What’s a modeling journal? It’s like any other journal, but about modeling ideas, plans, and projects. A journal is kind of like a diary, but for many purposes need not be kept daily, as is implied by a diary. In fact, there’s no reason entries can’t be quite irregular. The only time you need to make a journal entry is when something seems worth recording.
Like many modelers, I tend to jot down things on scraps of paper, and maybe or maybe not get them transferred to something more permanent. Of course, lots of those jottings only relate to something happening right now, but some of them are ideas you may later wish you could still consult. What kind of trucks was I going to put under that box car . . . ?
Even when I do something more extensive, such as develop a list of freight cars that need repair, or sketch a change in an electrical circuit, or doodle ways to arrange structures along a siding, probably on a proper pad of paper, the resulting pages can still end up almost anywhere.

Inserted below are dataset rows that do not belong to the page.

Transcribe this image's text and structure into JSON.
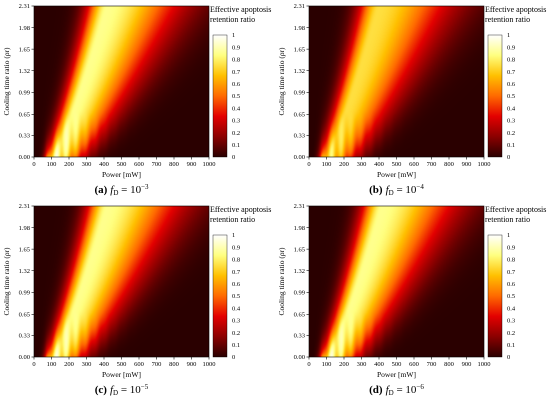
{
  "chart_data": [
    {
      "type": "heatmap",
      "caption": {
        "letter": "(a)",
        "f": "f",
        "sub": "D",
        "eq": " = 10",
        "exp": "−3"
      },
      "xlabel": "Power [mW]",
      "ylabel": "Cooling time ratio (ρr)",
      "xlim": [
        0,
        1000
      ],
      "ylim": [
        0,
        2.31
      ],
      "x_ticks": [
        "0",
        "100",
        "200",
        "300",
        "400",
        "500",
        "600",
        "700",
        "800",
        "900",
        "1000"
      ],
      "y_ticks": [
        "0.00",
        "0.33",
        "0.65",
        "0.99",
        "1.32",
        "1.65",
        "1.98",
        "2.31"
      ],
      "colorbar": {
        "title_line1": "Effective apoptosis",
        "title_line2": "retention ratio",
        "ticks": [
          "0",
          "0.1",
          "0.2",
          "0.3",
          "0.4",
          "0.5",
          "0.6",
          "0.7",
          "0.8",
          "0.9",
          "1"
        ],
        "range": [
          0,
          1
        ]
      },
      "colormap": [
        "#2a0000",
        "#8b0000",
        "#e30000",
        "#ff6a00",
        "#ffc000",
        "#ffff80",
        "#ffffff"
      ],
      "ridge": {
        "power_at_rho_0": 120,
        "power_at_rho_max": 420,
        "peak_value": 0.85
      }
    },
    {
      "type": "heatmap",
      "caption": {
        "letter": "(b)",
        "f": "f",
        "sub": "D",
        "eq": " = 10",
        "exp": "−4"
      },
      "xlabel": "Power [mW]",
      "ylabel": "Cooling time ratio (ρr)",
      "xlim": [
        0,
        1000
      ],
      "ylim": [
        0,
        2.31
      ],
      "x_ticks": [
        "0",
        "100",
        "200",
        "300",
        "400",
        "500",
        "600",
        "700",
        "800",
        "900",
        "1000"
      ],
      "y_ticks": [
        "0.00",
        "0.33",
        "0.65",
        "0.99",
        "1.32",
        "1.65",
        "1.98",
        "2.31"
      ],
      "colorbar": {
        "title_line1": "Effective apoptosis",
        "title_line2": "retention ratio",
        "ticks": [
          "0",
          "0.1",
          "0.2",
          "0.3",
          "0.4",
          "0.5",
          "0.6",
          "0.7",
          "0.8",
          "0.9",
          "1"
        ],
        "range": [
          0,
          1
        ]
      },
      "colormap": [
        "#2a0000",
        "#8b0000",
        "#e30000",
        "#ff6a00",
        "#ffc000",
        "#ffff80",
        "#ffffff"
      ],
      "ridge": {
        "power_at_rho_0": 110,
        "power_at_rho_max": 400,
        "peak_value": 0.75
      }
    },
    {
      "type": "heatmap",
      "caption": {
        "letter": "(c)",
        "f": "f",
        "sub": "D",
        "eq": " = 10",
        "exp": "−5"
      },
      "xlabel": "Power [mW]",
      "ylabel": "Cooling time ratio (ρr)",
      "xlim": [
        0,
        1000
      ],
      "ylim": [
        0,
        2.31
      ],
      "x_ticks": [
        "0",
        "100",
        "200",
        "300",
        "400",
        "500",
        "600",
        "700",
        "800",
        "900",
        "1000"
      ],
      "y_ticks": [
        "0.00",
        "0.33",
        "0.65",
        "0.99",
        "1.32",
        "1.65",
        "1.98",
        "2.31"
      ],
      "colorbar": {
        "title_line1": "Effective apoptosis",
        "title_line2": "retention ratio",
        "ticks": [
          "0",
          "0.1",
          "0.2",
          "0.3",
          "0.4",
          "0.5",
          "0.6",
          "0.7",
          "0.8",
          "0.9",
          "1"
        ],
        "range": [
          0,
          1
        ]
      },
      "colormap": [
        "#2a0000",
        "#8b0000",
        "#e30000",
        "#ff6a00",
        "#ffc000",
        "#ffff80",
        "#ffffff"
      ],
      "ridge": {
        "power_at_rho_0": 120,
        "power_at_rho_max": 420,
        "peak_value": 0.85
      }
    },
    {
      "type": "heatmap",
      "caption": {
        "letter": "(d)",
        "f": "f",
        "sub": "D",
        "eq": " = 10",
        "exp": "−6"
      },
      "xlabel": "Power [mW]",
      "ylabel": "Cooling time ratio (ρr)",
      "xlim": [
        0,
        1000
      ],
      "ylim": [
        0,
        2.31
      ],
      "x_ticks": [
        "0",
        "100",
        "200",
        "300",
        "400",
        "500",
        "600",
        "700",
        "800",
        "900",
        "1000"
      ],
      "y_ticks": [
        "0.00",
        "0.33",
        "0.65",
        "0.99",
        "1.32",
        "1.65",
        "1.98",
        "2.31"
      ],
      "colorbar": {
        "title_line1": "Effective apoptosis",
        "title_line2": "retention ratio",
        "ticks": [
          "0",
          "0.1",
          "0.2",
          "0.3",
          "0.4",
          "0.5",
          "0.6",
          "0.7",
          "0.8",
          "0.9",
          "1"
        ],
        "range": [
          0,
          1
        ]
      },
      "colormap": [
        "#2a0000",
        "#8b0000",
        "#e30000",
        "#ff6a00",
        "#ffc000",
        "#ffff80",
        "#ffffff"
      ],
      "ridge": {
        "power_at_rho_0": 120,
        "power_at_rho_max": 420,
        "peak_value": 0.85
      }
    }
  ]
}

I finally had the recognition that a journal might be a way to keep this stuff together.
I would distinguish a journal from a systematic record or notebook. I have always carefully sketched and written down benchwork connection details (if you ever need to get it apart again) and wiring arrangements, especially which colors of wire do what and go where, and which terminals on a terminal strip do what. I’ve kept these notes in a three-ring binder or two in the layout room, and am sometimes surprised how often I need to look stuff up. But that’s a systematic record, an archive, which I call the “layout notebook,” and to me is not the same as a journal.
Just for clarity, my notebook pages are standard commercial 8.5 x 11 notepaper pages, three-hole punched. Here is an example of a page from the wiring section of the layout notebook, identifying where feeders and gaps were located in this block, how turnouts and feeders were named, and identifying wire colors for each.

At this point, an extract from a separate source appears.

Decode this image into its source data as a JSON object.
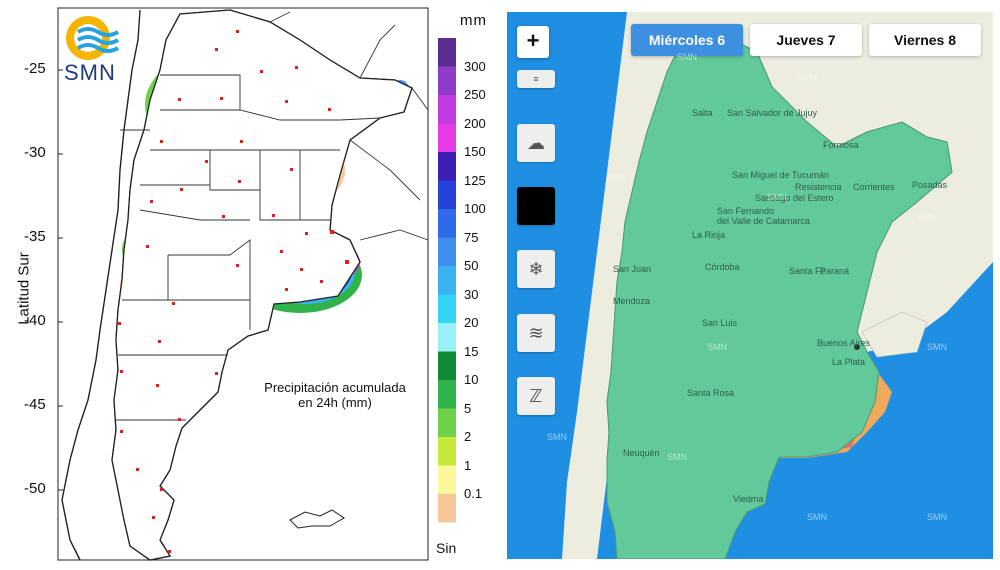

These pages are usually kept in pencil and are easily revised or added to, thus constituting a relatively permanent record of how and where things are done.
But a journal is different. My entry pages tend to be “no two alike,” but here are two pages from last year, with a typical range of content, obviously a spiral-bound book (pages here are 5.5 x 7 inches each)

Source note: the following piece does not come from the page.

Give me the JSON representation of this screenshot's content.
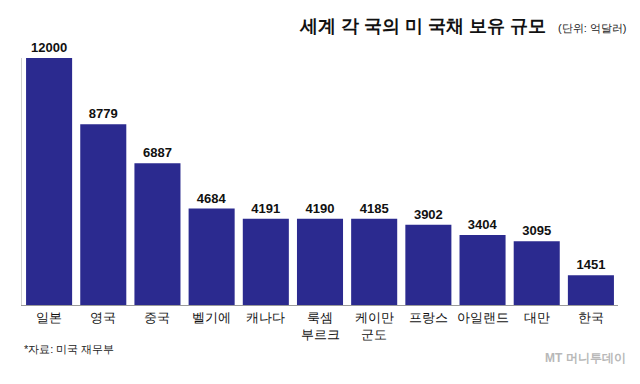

For my journals, I have tried different kinds of books. I used to like spiral-bound books, and these are fine if you keep them on a shelf. But when I travel I like to take these along, since one often has a chance to think things through on airplanes or in hotel rooms. The spiral-bound book tends to take a beating in backpacks or luggage, so I’ve changed to the glued-signature style of book, the best-known brand being Moleskine. These are available at good bookstores, and they are well made, durable, and come in a range of sizes to suit your preference. If you don’t already know about these, they have a web site ( http://www.moleskine.com/ ) and even rate a Wikipedia entry.
Here is a photo of both types. The blue spiral-bound is 5.5 x 7 inches (the same one whose interior is shown above), the Moleskine 5 x 8 inches, but size is a matter of individual preference. You can just see the elastic closure band on the Moleskine book.
The journal idea has served me well on many occasions, and if you haven’t ever done something like this, I recommend giving it a try.